Who’s Happy About Abu Dhabi’s “Island of Happiness”? It’s Not the Construction Workers

August 18, 2014

In this episode of Forms of Life, Creative Time’s chief curator, Nato Thompson, speaks with artist Naeem Mohaiemen, NYU professor of social and cultural analysis Andrew Ross and Laura Diamond Dixit of the group Who Builds Your Architecture? about the harsh conditions faced by workers building branches of the Guggenheim, the Louvre and NYU in Abu Dhabi.

Photo by Hans Haacke, courtesy of Gulf Labor.

Photo by Hans Haacke, courtesy of Gulf Labor.

Just off the coast of Abu Dhabi, a glimmering enclave of cultural institutions, luxury hotels and beach villas is being erected on Saadiyat Island. New York University (NYU) has inaugurated a new main campus for NYU Abu Dhabi on the “island of happiness” (Saadiyat means “happiness” in Arabic), where it will soon be joined by branches of the Louvre, the Guggenheim and the British Museum.

The Abu Dhabi branches of these premier institutions for art and education have been built by migrant workers laboring and living in less estimable conditions. Contract workers arriving from Bangladesh, Pakistan, India, Sri Lanka and Nepal to build the new structures on Saadiyat are saddled by debt incurred through the exorbitant recruitment fees required under Abu Dhabi’s sponsorship system. Working 11-hour shifts six or seven days a week, they are allegedly paid wages lower than those promised by recruiters, housed in crowded and unsafe rooms and sometimes even stripped of their passports. As the New York Times reported last month in a front-page investigation of conditions for workers building NYU Abu Dhabi, strikes have been met with police repression, imprisonment and deportation.

Gulf Labor—a coalition of artists, activists and writers—has since 2010 demanded that the Guggenheim ensure fair labor practices for migrant workers building its Abu Dhabi branch, and it has partnered with academics pressing NYU to improve conditions for the construction workers hired to build NYU Abu Dhabi. In 2011 hundreds of artists—including Hans Haacke, Alfredo Jaar, Emily Jacir, Barbara Kruger, Shirin Neshat and Walid Raad—joined a boycott of the Guggenheim, preventing its Abu Dhabi branch from acquiring their work for its collection. Gulf Labor has been in regular conversation with the Guggenheim as well as with Human Rights Watch, which issued a stinging report on conditions for workers on Saadiyat in 2009, and members of the group have traveled to Saadiyat to investigate workers’ conditions (producing its own report in March 2014). In recent months, an offshoot of Gulf Labor, G.U.L.F. (Gulf Ultra Luxury Faction), has initiated a string of creative protests within the Guggenheim in New York, dropping “1%” bills into its rotunda and projecting phrases like “Art Is Not a Luxury” onto the building’s facade using Occupy Wall Street’s Illuminator.

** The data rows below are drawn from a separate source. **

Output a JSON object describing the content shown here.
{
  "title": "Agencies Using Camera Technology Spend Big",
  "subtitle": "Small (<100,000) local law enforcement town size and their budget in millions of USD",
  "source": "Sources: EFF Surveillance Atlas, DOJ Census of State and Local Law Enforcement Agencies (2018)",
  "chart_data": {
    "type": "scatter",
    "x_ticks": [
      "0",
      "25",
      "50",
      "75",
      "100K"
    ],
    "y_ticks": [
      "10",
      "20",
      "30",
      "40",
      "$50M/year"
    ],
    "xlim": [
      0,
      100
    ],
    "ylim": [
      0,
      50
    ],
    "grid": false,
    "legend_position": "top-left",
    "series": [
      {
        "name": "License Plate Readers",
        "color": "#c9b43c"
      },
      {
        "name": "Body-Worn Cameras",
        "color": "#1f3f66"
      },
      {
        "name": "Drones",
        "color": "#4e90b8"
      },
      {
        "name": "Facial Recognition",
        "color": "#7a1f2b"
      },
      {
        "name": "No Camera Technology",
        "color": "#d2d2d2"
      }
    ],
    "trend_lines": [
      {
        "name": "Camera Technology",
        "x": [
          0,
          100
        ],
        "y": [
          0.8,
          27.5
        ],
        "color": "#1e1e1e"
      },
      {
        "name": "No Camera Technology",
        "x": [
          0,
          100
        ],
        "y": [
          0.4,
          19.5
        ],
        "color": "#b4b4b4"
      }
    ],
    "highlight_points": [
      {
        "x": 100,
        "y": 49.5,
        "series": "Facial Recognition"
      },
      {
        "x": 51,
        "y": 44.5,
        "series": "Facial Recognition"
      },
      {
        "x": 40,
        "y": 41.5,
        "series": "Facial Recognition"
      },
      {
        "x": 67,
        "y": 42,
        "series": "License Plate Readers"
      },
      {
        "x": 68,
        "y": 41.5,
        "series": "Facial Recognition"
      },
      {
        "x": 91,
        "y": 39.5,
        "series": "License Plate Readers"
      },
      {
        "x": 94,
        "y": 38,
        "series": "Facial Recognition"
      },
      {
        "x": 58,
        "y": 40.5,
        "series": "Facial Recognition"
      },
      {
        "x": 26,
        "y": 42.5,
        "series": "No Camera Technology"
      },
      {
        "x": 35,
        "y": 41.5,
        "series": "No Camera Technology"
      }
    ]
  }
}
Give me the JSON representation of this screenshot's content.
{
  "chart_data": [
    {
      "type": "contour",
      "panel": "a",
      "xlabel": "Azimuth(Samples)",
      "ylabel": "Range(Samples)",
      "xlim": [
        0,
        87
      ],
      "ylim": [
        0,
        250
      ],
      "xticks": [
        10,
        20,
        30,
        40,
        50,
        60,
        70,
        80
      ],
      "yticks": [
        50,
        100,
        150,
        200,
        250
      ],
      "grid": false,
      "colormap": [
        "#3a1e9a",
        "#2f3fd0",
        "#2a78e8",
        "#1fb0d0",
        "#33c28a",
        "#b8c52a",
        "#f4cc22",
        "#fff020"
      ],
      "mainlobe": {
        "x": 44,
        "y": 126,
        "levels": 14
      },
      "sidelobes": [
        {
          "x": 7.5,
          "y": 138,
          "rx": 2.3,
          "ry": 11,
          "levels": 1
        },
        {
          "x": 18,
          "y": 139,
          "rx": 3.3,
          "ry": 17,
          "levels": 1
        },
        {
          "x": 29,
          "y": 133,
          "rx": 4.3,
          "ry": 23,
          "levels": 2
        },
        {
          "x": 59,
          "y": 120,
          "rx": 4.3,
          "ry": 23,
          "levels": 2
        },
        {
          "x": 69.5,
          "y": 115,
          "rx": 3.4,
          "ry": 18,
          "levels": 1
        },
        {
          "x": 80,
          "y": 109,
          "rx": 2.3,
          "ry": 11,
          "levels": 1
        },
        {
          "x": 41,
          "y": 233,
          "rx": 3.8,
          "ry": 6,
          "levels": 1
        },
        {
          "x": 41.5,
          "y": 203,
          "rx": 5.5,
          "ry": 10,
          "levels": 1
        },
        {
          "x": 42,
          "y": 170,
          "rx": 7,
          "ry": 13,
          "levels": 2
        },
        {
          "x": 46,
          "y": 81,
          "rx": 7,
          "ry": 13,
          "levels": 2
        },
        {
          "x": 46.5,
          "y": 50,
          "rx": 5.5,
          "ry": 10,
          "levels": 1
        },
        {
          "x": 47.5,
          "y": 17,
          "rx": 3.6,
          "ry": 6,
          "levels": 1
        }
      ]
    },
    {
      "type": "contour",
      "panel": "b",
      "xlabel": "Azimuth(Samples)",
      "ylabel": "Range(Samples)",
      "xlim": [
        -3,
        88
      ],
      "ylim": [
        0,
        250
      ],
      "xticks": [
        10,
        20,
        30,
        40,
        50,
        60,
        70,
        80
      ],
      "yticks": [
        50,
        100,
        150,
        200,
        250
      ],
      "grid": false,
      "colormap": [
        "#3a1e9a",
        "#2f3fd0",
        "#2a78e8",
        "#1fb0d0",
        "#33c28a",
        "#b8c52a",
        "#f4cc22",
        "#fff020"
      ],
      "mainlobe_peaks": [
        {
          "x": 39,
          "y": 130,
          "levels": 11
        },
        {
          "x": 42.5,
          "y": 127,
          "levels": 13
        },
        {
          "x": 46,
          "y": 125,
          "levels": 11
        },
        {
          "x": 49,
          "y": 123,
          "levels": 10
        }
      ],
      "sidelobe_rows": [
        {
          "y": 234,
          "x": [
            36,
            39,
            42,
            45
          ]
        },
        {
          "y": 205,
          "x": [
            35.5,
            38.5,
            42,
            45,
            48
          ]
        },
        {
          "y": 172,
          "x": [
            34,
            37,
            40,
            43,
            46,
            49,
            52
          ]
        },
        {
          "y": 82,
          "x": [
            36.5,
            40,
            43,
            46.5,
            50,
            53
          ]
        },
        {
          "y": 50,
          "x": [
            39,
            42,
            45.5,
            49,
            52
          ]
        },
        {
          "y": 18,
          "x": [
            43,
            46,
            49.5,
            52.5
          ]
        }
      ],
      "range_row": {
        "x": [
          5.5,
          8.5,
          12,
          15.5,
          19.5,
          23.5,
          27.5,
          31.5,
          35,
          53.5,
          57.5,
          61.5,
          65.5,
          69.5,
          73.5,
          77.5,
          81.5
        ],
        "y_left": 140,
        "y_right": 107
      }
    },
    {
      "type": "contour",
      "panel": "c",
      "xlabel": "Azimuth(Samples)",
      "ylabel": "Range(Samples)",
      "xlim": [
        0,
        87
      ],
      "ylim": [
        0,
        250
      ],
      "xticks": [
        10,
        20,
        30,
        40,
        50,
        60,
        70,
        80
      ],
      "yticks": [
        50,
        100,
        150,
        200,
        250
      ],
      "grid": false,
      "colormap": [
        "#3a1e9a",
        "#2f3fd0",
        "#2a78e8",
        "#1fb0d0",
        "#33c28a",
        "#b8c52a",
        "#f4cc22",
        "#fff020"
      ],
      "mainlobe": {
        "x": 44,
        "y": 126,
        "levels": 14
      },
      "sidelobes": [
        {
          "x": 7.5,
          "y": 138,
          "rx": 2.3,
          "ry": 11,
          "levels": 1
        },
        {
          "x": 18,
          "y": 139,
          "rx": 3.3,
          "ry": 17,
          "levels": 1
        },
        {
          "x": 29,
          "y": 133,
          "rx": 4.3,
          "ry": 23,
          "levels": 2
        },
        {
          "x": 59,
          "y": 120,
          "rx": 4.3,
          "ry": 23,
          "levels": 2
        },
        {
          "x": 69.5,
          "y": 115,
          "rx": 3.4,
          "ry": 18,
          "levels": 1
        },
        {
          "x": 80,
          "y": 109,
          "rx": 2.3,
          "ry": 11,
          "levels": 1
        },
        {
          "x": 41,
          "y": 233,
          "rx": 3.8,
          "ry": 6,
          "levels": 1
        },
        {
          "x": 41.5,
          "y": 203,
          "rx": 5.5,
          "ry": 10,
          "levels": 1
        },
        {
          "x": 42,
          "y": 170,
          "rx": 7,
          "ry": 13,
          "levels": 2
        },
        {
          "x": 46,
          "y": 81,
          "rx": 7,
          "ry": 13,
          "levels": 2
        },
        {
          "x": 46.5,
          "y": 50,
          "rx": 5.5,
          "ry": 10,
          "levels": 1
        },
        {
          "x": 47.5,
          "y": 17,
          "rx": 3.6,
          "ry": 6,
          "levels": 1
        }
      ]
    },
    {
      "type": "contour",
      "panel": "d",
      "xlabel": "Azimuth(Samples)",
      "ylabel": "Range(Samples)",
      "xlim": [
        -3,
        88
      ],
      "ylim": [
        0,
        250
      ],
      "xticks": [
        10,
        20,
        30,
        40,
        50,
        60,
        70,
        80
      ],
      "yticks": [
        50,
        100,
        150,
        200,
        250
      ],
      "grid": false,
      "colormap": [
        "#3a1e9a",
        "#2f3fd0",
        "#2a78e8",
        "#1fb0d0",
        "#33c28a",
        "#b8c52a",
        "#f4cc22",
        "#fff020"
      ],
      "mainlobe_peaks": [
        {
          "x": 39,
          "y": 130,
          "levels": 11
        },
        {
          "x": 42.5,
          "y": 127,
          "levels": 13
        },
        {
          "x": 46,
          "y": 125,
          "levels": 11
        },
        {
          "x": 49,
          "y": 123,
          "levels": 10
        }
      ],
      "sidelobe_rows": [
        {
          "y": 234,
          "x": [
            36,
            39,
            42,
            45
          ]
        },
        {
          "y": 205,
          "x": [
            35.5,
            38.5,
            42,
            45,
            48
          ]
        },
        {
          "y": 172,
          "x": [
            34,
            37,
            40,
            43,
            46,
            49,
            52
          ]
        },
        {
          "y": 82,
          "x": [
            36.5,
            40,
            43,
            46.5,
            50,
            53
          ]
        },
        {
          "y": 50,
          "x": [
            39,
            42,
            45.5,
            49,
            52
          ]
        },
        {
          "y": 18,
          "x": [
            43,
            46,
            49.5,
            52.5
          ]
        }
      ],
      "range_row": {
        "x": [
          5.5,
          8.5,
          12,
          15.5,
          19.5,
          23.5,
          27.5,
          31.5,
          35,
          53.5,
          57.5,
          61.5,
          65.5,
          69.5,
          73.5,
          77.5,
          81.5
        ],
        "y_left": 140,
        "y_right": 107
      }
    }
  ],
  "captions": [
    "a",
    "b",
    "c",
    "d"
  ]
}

In this episode of Forms of Life, host Nato Thompson speaks with the writer and artist Naeem Mohaiemen; Andrew Ross, NYU professor of social and cultural analysis; and Laura Diamond Dixit of the Gulf Labor–affiliated group Who Builds Your Architecture?


Documentation of Naeem Mohaeimen’s 2012 presentation at the Cooper Union for the Advancement of Science and Art for “A riot is the language of the unheard,” an evening of performances by Doug Ashford, A.K. Burns, Mary Walling Blackburn + Che Chen, Thom Donovan, Corrine Fitzpatrick, Naeem Mohaiemen, Gregory Sholette, Marina Sitrin, David Levi Strauss and Krzysztof Wodiczko. Curated by Steven Lam.

Forms of Life is a monthly podcast hosted by Creative Time’s chief curator, Nato Thompson. Guests are culture makers whose work posits new ways of looking at political realities. By addressing a wide variety of issues—such as alternative economies, calcified political structures and new forms of collective living—or simply by being a thorn in the side of normality, Forms of Life interviews provide an opportunity to think counterintuitively about social conditions faced by people around the world.